That's basically a simple oscilloscope in xy mode (turned by 45°, so y is left and x is right. You might say the shape is actually a diamond rather than a circle...). When you supply this with a mono signal on either channel, the oscillations make just a thin line in that channel's direction: the other channel is "dead" so the osci is degenerate to one dimension. If you pan the mono signal anywhere, it'll still give a thin line pointing in a specific direction (vertical for a center signal), because the channels are perfectly correlated. So for simple panned mono signal, the goniometer does indeed make a pretty good measurement device for the pan angle.
It gets a bit more complicated when you supply an actual stereo signal. Then, the channels are to some degree independent, hence you get not a single line but a whole tangle of arcs. But if the signal behaves mostly like a simple panned mono (e.g. because it is the output of a mixing console with such pan pots, or a stereo recording done with the xy-pattern), then you should still see an elongated shape pointing in the predominant pan direction.

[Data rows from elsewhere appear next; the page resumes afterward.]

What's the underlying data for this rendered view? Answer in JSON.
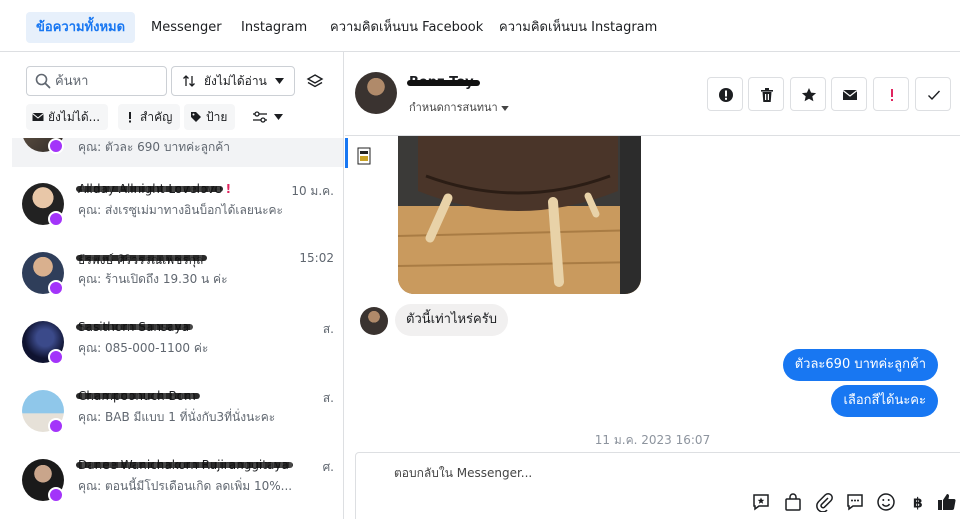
{
  "tabs": [
    {
      "label": "ข้อความทั้งหมด",
      "active": true
    },
    {
      "label": "Messenger",
      "active": false
    },
    {
      "label": "Instagram",
      "active": false
    },
    {
      "label": "ความคิดเห็นบน Facebook",
      "active": false
    },
    {
      "label": "ความคิดเห็นบน Instagram",
      "active": false
    }
  ],
  "search": {
    "placeholder": "ค้นหา"
  },
  "filter": {
    "label": "ยังไม่ได้อ่าน"
  },
  "chips": [
    {
      "label": "ยังไม่ได้...",
      "icon": "envelope-icon"
    },
    {
      "label": "สำคัญ",
      "icon": "exclamation-icon"
    },
    {
      "label": "ป้าย",
      "icon": "tag-icon"
    }
  ],
  "conversations": [
    {
      "name": "",
      "preview": "คุณ: ตัวละ 690 บาทค่ะลูกค้า",
      "time": ""
    },
    {
      "name": "Allday Allnight Lovelove",
      "preview": "คุณ: ส่งเรซูเม่มาทางอินบ็อกได้เลยนะคะ",
      "time": "10 ม.ค.",
      "flag": "!"
    },
    {
      "name": "ธีรพงษ์ ศิริวรรณเพชรกุล",
      "preview": "คุณ: ร้านเปิดถึง 19.30 น ค่ะ",
      "time": "15:02"
    },
    {
      "name": "Sasithorn Sansaya",
      "preview": "คุณ: 085-000-1100 ค่ะ",
      "time": "ส."
    },
    {
      "name": "Champoonuch Bom",
      "preview": "คุณ: BAB มีแบบ 1 ที่นั่งกับ3ที่นั่งนะคะ",
      "time": "ส."
    },
    {
      "name": "Danee Wanichakorn Rujiranggitaya",
      "preview": "คุณ: ตอนนี้มีโปรเดือนเกิด ลดเพิ่ม 10%...",
      "time": "ศ."
    }
  ],
  "header": {
    "name": "Benz Toy",
    "subtitle": "กำหนดการสนทนา"
  },
  "actions": [
    {
      "icon": "alert-circle-icon"
    },
    {
      "icon": "trash-icon"
    },
    {
      "icon": "star-icon"
    },
    {
      "icon": "envelope-icon"
    },
    {
      "icon": "exclamation-icon"
    },
    {
      "icon": "check-icon"
    }
  ],
  "messages": {
    "incoming": "ตัวนี้เท่าไหร่ครับ",
    "outgoing": [
      "ตัวละ690 บาทค่ะลูกค้า",
      "เลือกสีได้นะคะ"
    ],
    "timestamp": "11 ม.ค. 2023 16:07"
  },
  "composer": {
    "placeholder": "ตอบกลับใน Messenger..."
  },
  "colors": {
    "accent": "#1877f2",
    "messenger_badge": "#a334fa",
    "alert": "#e0245e"
  }
}
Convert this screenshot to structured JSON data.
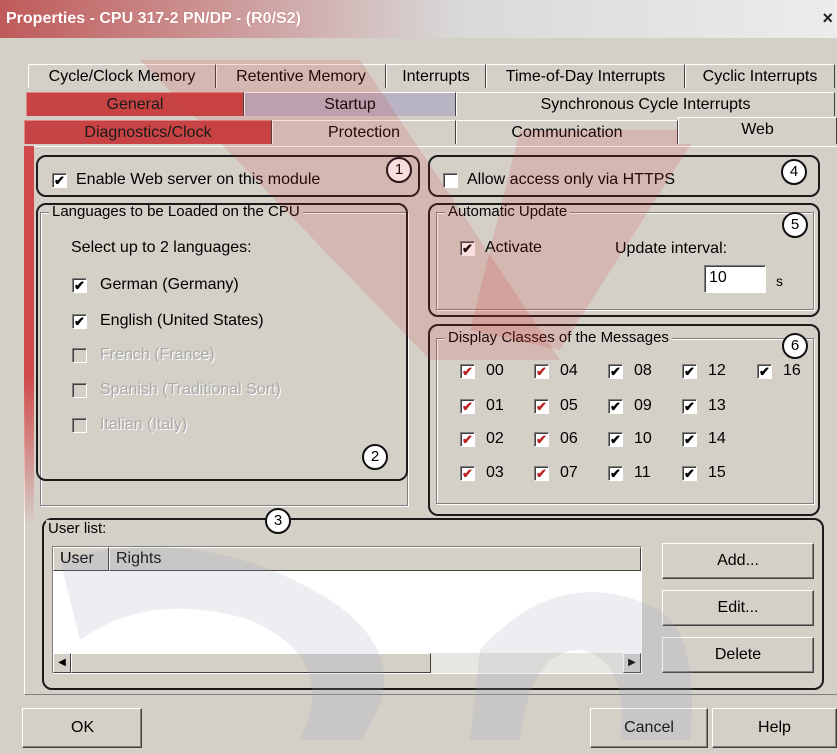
{
  "window": {
    "title": "Properties - CPU 317-2 PN/DP - (R0/S2)",
    "close_glyph": "×"
  },
  "tabs": {
    "row1": [
      "Cycle/Clock Memory",
      "Retentive Memory",
      "Interrupts",
      "Time-of-Day Interrupts",
      "Cyclic Interrupts"
    ],
    "row2": [
      "General",
      "Startup",
      "Synchronous Cycle Interrupts"
    ],
    "row3": [
      "Diagnostics/Clock",
      "Protection",
      "Communication",
      "Web"
    ],
    "active": "Web"
  },
  "web": {
    "enable_server": {
      "label": "Enable Web server on this module",
      "checked": true
    },
    "https_only": {
      "label": "Allow access only via HTTPS",
      "checked": false
    },
    "languages": {
      "title": "Languages to be Loaded on the CPU",
      "hint": "Select up to 2 languages:",
      "items": [
        {
          "label": "German (Germany)",
          "checked": true,
          "enabled": true
        },
        {
          "label": "English (United States)",
          "checked": true,
          "enabled": true
        },
        {
          "label": "French (France)",
          "checked": false,
          "enabled": false
        },
        {
          "label": "Spanish (Traditional Sort)",
          "checked": false,
          "enabled": false
        },
        {
          "label": "Italian (Italy)",
          "checked": false,
          "enabled": false
        }
      ]
    },
    "auto_update": {
      "title": "Automatic Update",
      "activate_label": "Activate",
      "activate_checked": true,
      "interval_label": "Update interval:",
      "interval_value": "10",
      "interval_unit": "s"
    },
    "message_classes": {
      "title": "Display Classes of the Messages",
      "items": [
        "00",
        "01",
        "02",
        "03",
        "04",
        "05",
        "06",
        "07",
        "08",
        "09",
        "10",
        "11",
        "12",
        "13",
        "14",
        "15",
        "16"
      ],
      "all_checked": true
    },
    "user_list": {
      "title": "User list:",
      "columns": [
        "User",
        "Rights"
      ],
      "rows": [],
      "buttons": {
        "add": "Add...",
        "edit": "Edit...",
        "delete": "Delete"
      }
    },
    "callouts": [
      "1",
      "2",
      "3",
      "4",
      "5",
      "6"
    ]
  },
  "footer": {
    "ok": "OK",
    "cancel": "Cancel",
    "help": "Help"
  },
  "colors": {
    "dialog": "#d4d0c8",
    "accent_red": "#c84444",
    "callout_outline": "#1a1a1a"
  },
  "checkmark": "✔",
  "scroll": {
    "left_glyph": "◀",
    "right_glyph": "▶"
  }
}
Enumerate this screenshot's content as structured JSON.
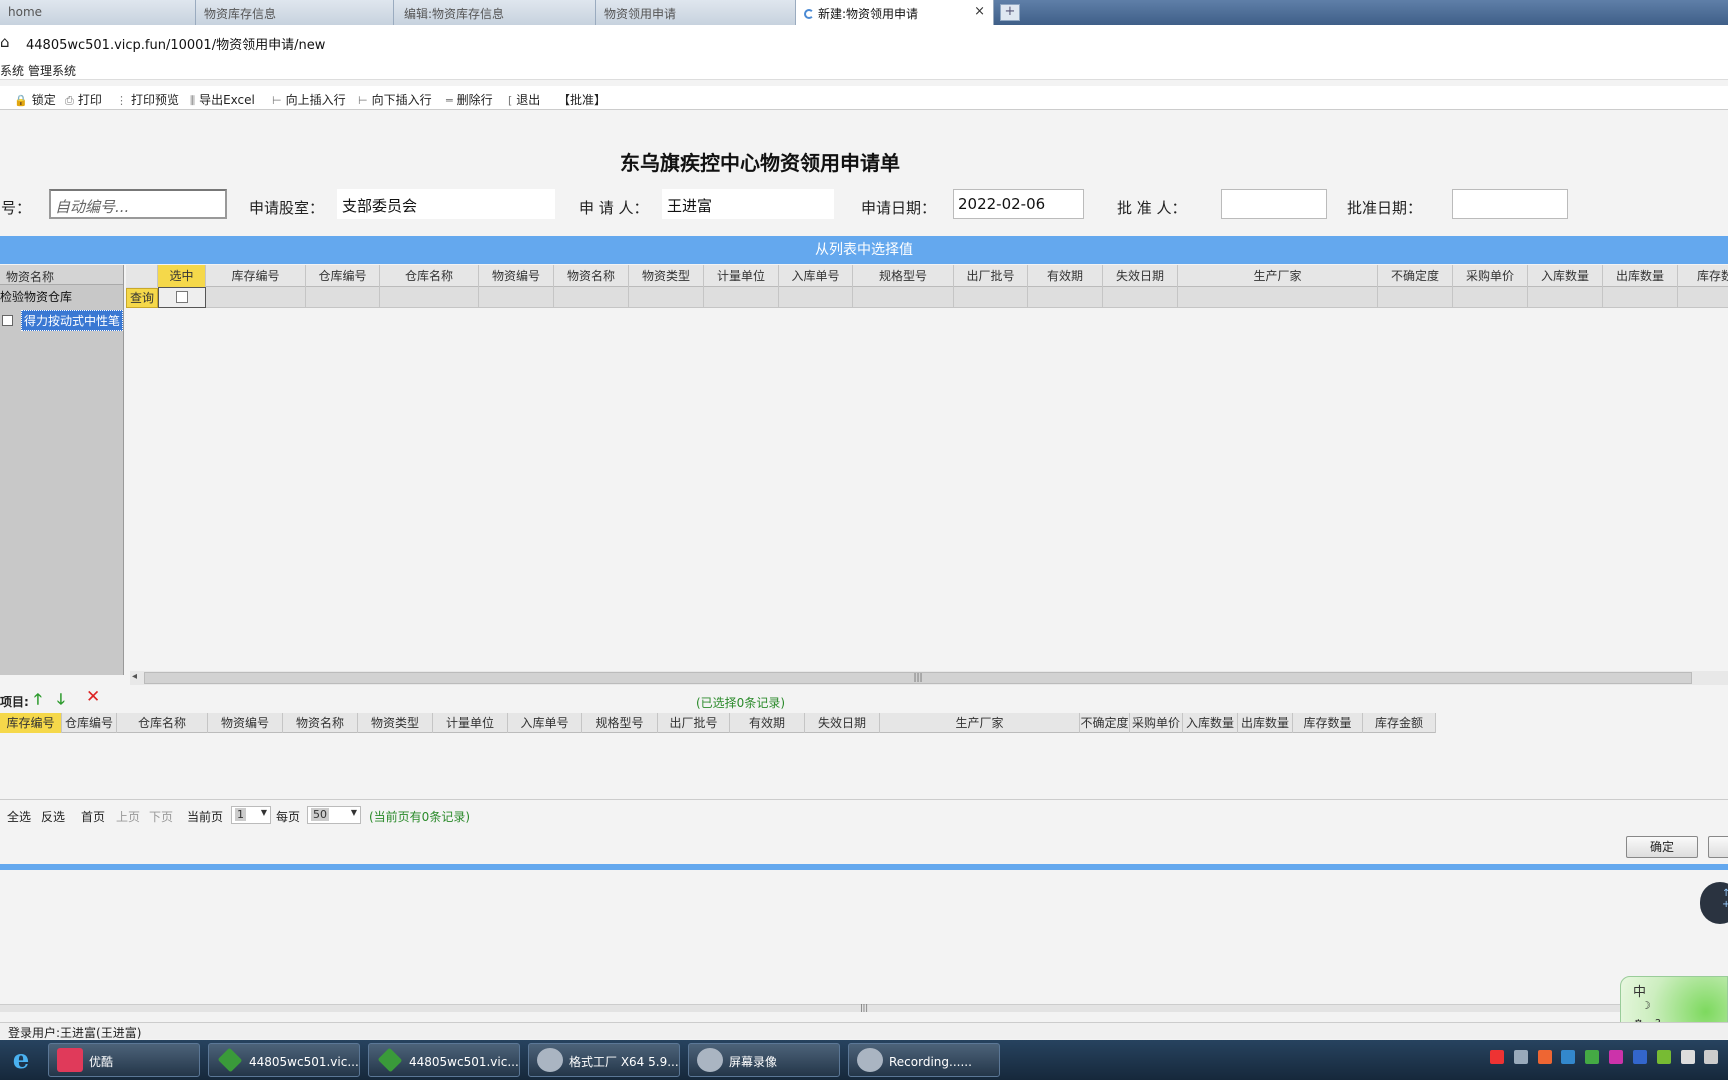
{
  "tabs": [
    {
      "label": "home"
    },
    {
      "label": "物资库存信息"
    },
    {
      "label": "编辑:物资库存信息"
    },
    {
      "label": "物资领用申请"
    },
    {
      "label": "新建:物资领用申请",
      "close": "×"
    }
  ],
  "newtab_symbol": "+",
  "address": {
    "url": "44805wc501.vicp.fun/10001/物资领用申请/new"
  },
  "menu": [
    "系统",
    "管理系统"
  ],
  "toolbar": [
    {
      "icon": "lock-icon",
      "label": "锁定"
    },
    {
      "icon": "print-icon",
      "label": "打印"
    },
    {
      "icon": "print-preview-icon",
      "label": "打印预览"
    },
    {
      "icon": "excel-icon",
      "label": "导出Excel"
    },
    {
      "icon": "insert-above-icon",
      "label": "向上插入行"
    },
    {
      "icon": "insert-below-icon",
      "label": "向下插入行"
    },
    {
      "icon": "delete-row-icon",
      "label": "删除行"
    },
    {
      "icon": "exit-icon",
      "label": "退出"
    },
    {
      "icon": "",
      "label": "【批准】"
    }
  ],
  "form": {
    "title": "东乌旗疾控中心物资领用申请单",
    "number_label": "编号：",
    "number_placeholder": "自动编号...",
    "dept_label": "申请股室：",
    "dept_value": "支部委员会",
    "applicant_label": "申 请 人：",
    "applicant_value": "王进富",
    "date_label": "申请日期：",
    "date_value": "2022-02-06",
    "approver_label": "批 准 人：",
    "approver_value": "",
    "approve_date_label": "批准日期：",
    "approve_date_value": ""
  },
  "selector": {
    "header": "从列表中选择值",
    "tree_header": "物资名称",
    "tree_root": "检验物资仓库",
    "tree_leaf": "得力按动式中性笔",
    "query_label": "查询",
    "columns": [
      "选中",
      "库存编号",
      "仓库编号",
      "仓库名称",
      "物资编号",
      "物资名称",
      "物资类型",
      "计量单位",
      "入库单号",
      "规格型号",
      "出厂批号",
      "有效期",
      "失效日期",
      "生产厂家",
      "不确定度",
      "采购单价",
      "入库数量",
      "出库数量",
      "库存数"
    ]
  },
  "selected": {
    "label": "项目:",
    "count_text": "(已选择0条记录)",
    "columns": [
      "库存编号",
      "仓库编号",
      "仓库名称",
      "物资编号",
      "物资名称",
      "物资类型",
      "计量单位",
      "入库单号",
      "规格型号",
      "出厂批号",
      "有效期",
      "失效日期",
      "生产厂家",
      "不确定度",
      "采购单价",
      "入库数量",
      "出库数量",
      "库存数量",
      "库存金额"
    ]
  },
  "pager": {
    "select_all": "全选",
    "invert": "反选",
    "first": "首页",
    "prev": "上页",
    "next": "下页",
    "current_label": "当前页",
    "current_value": "1",
    "per_page_label": "每页",
    "per_page_value": "50",
    "info": "(当前页有0条记录)"
  },
  "ok_label": "确定",
  "status": {
    "user": "登录用户:王进富(王进富)"
  },
  "ime": {
    "mode": "中"
  },
  "taskbar": [
    {
      "label": "优酷",
      "icon": "youku-icon"
    },
    {
      "label": "44805wc501.vic...",
      "icon": "app-icon"
    },
    {
      "label": "44805wc501.vic...",
      "icon": "app-icon"
    },
    {
      "label": "格式工厂 X64 5.9...",
      "icon": "format-factory-icon"
    },
    {
      "label": "屏幕录像",
      "icon": "recorder-icon"
    },
    {
      "label": "Recording......",
      "icon": "recorder-icon"
    }
  ],
  "colors": {
    "accent": "#64a8ee",
    "header_selected": "#f5d84a",
    "success_text": "#2a8a2a",
    "danger": "#d22222"
  }
}
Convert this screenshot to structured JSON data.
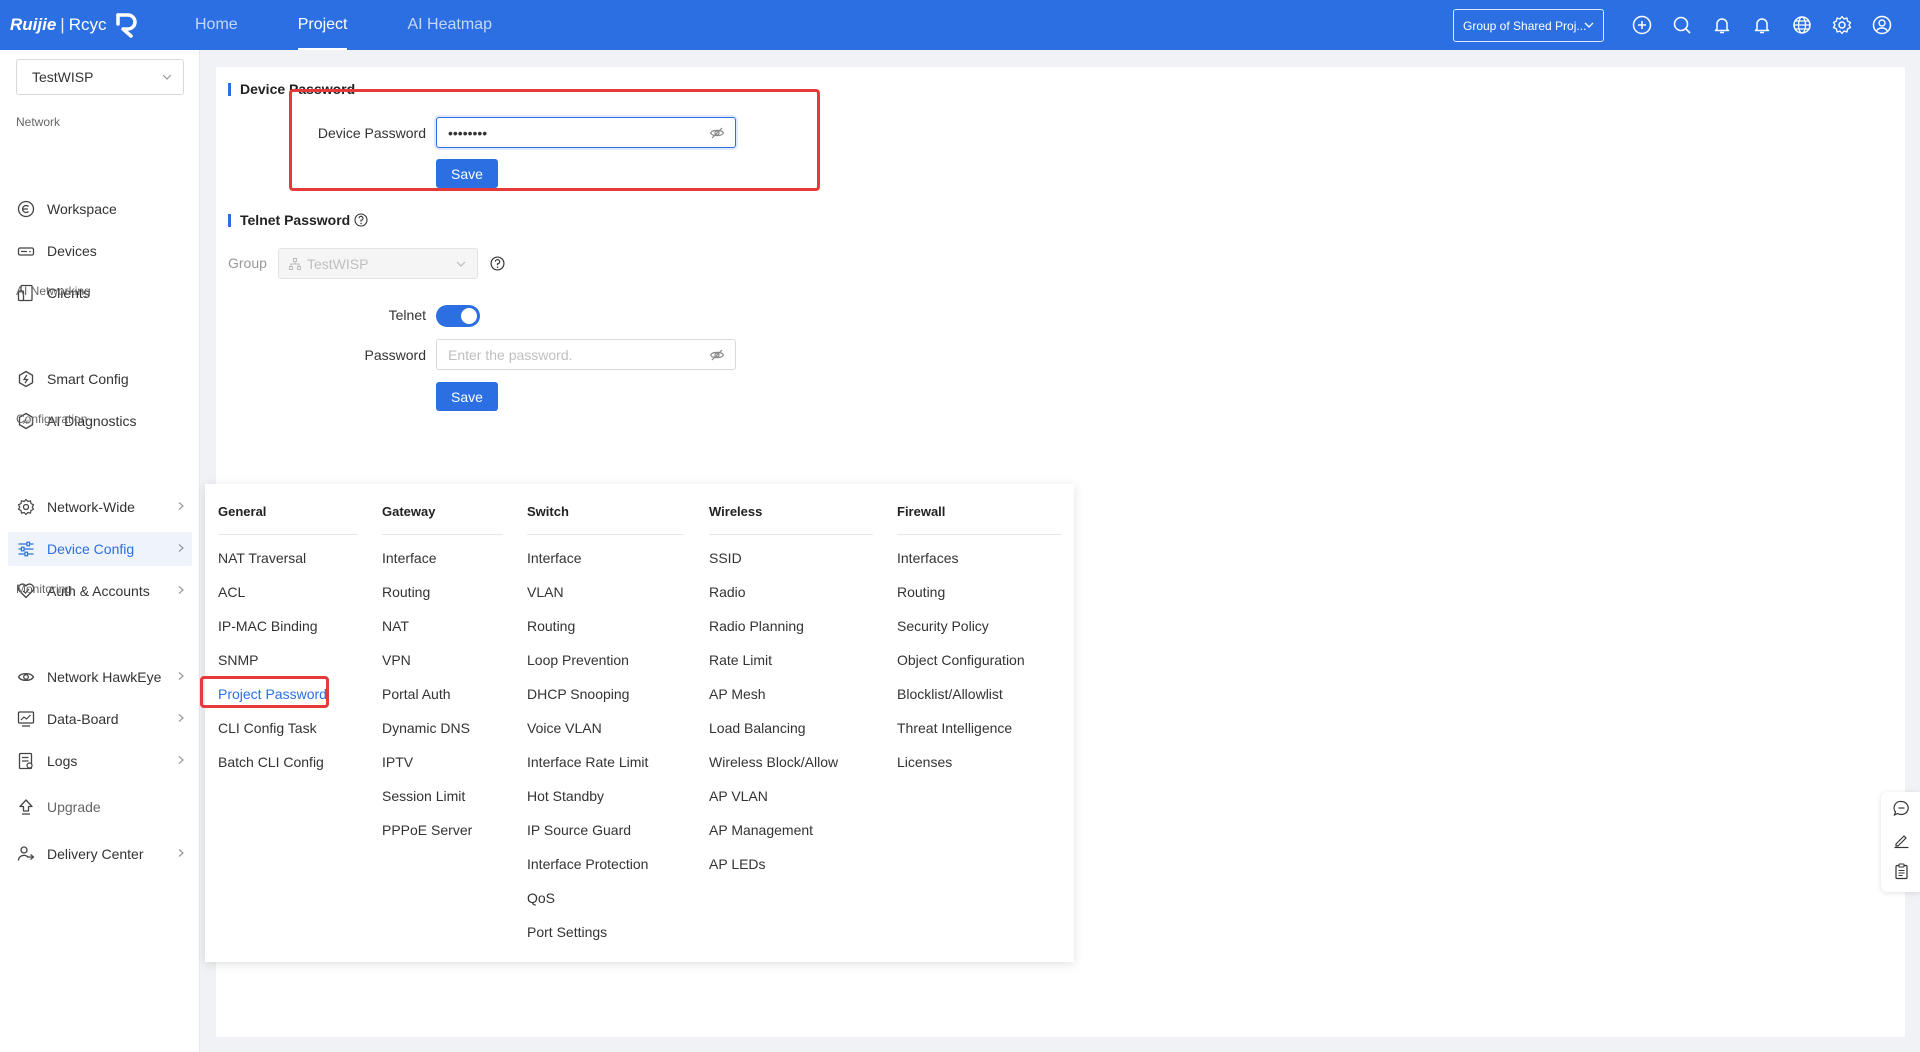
{
  "brand": {
    "name": "Ruijie",
    "separator": "|",
    "sub": "Rcyc"
  },
  "nav": {
    "tabs": [
      "Home",
      "Project",
      "AI Heatmap"
    ],
    "active": 1
  },
  "header": {
    "project_select": "Group of Shared Proj..."
  },
  "sidebar": {
    "tenant": "TestWISP",
    "groups": {
      "network": "Network",
      "ai": "AI Networking",
      "config": "Configuration",
      "monitoring": "Monitoring"
    },
    "items": {
      "workspace": "Workspace",
      "devices": "Devices",
      "clients": "Clients",
      "smart_config": "Smart Config",
      "ai_diagnostics": "AI Diagnostics",
      "network_wide": "Network-Wide",
      "device_config": "Device Config",
      "auth_accounts": "Auth & Accounts",
      "hawkeye": "Network HawkEye",
      "data_board": "Data-Board",
      "logs": "Logs",
      "upgrade": "Upgrade",
      "delivery": "Delivery Center"
    }
  },
  "device_password": {
    "title": "Device Password",
    "label": "Device Password",
    "value": "••••••••",
    "save": "Save"
  },
  "telnet": {
    "title": "Telnet Password",
    "group_label": "Group",
    "group_value": "TestWISP",
    "telnet_label": "Telnet",
    "telnet_enabled": true,
    "password_label": "Password",
    "password_placeholder": "Enter the password.",
    "save": "Save"
  },
  "menu": {
    "general": {
      "title": "General",
      "items": [
        "NAT Traversal",
        "ACL",
        "IP-MAC Binding",
        "SNMP",
        "Project Password",
        "CLI Config Task",
        "Batch CLI Config"
      ]
    },
    "gateway": {
      "title": "Gateway",
      "items": [
        "Interface",
        "Routing",
        "NAT",
        "VPN",
        "Portal Auth",
        "Dynamic DNS",
        "IPTV",
        "Session Limit",
        "PPPoE Server"
      ]
    },
    "switch": {
      "title": "Switch",
      "items": [
        "Interface",
        "VLAN",
        "Routing",
        "Loop Prevention",
        "DHCP Snooping",
        "Voice VLAN",
        "Interface Rate Limit",
        "Hot Standby",
        "IP Source Guard",
        "Interface Protection",
        "QoS",
        "Port Settings"
      ]
    },
    "wireless": {
      "title": "Wireless",
      "items": [
        "SSID",
        "Radio",
        "Radio Planning",
        "Rate Limit",
        "AP Mesh",
        "Load Balancing",
        "Wireless Block/Allow",
        "AP VLAN",
        "AP Management",
        "AP LEDs"
      ]
    },
    "firewall": {
      "title": "Firewall",
      "items": [
        "Interfaces",
        "Routing",
        "Security Policy",
        "Object Configuration",
        "Blocklist/Allowlist",
        "Threat Intelligence",
        "Licenses"
      ]
    }
  }
}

For other stereo-mic techniques, there's another thing to consider: they rely more on timing differences rather than simple intensity. So just comparing the amplitude wouldn't tell you much about the stereo angle. However, these timing differences can still be seen on an xy-osci; the shape will be an ellipse. Deducing an exact angle from that is difficult, even with a tool like that goniometer; but at least you'll see there are phase differences.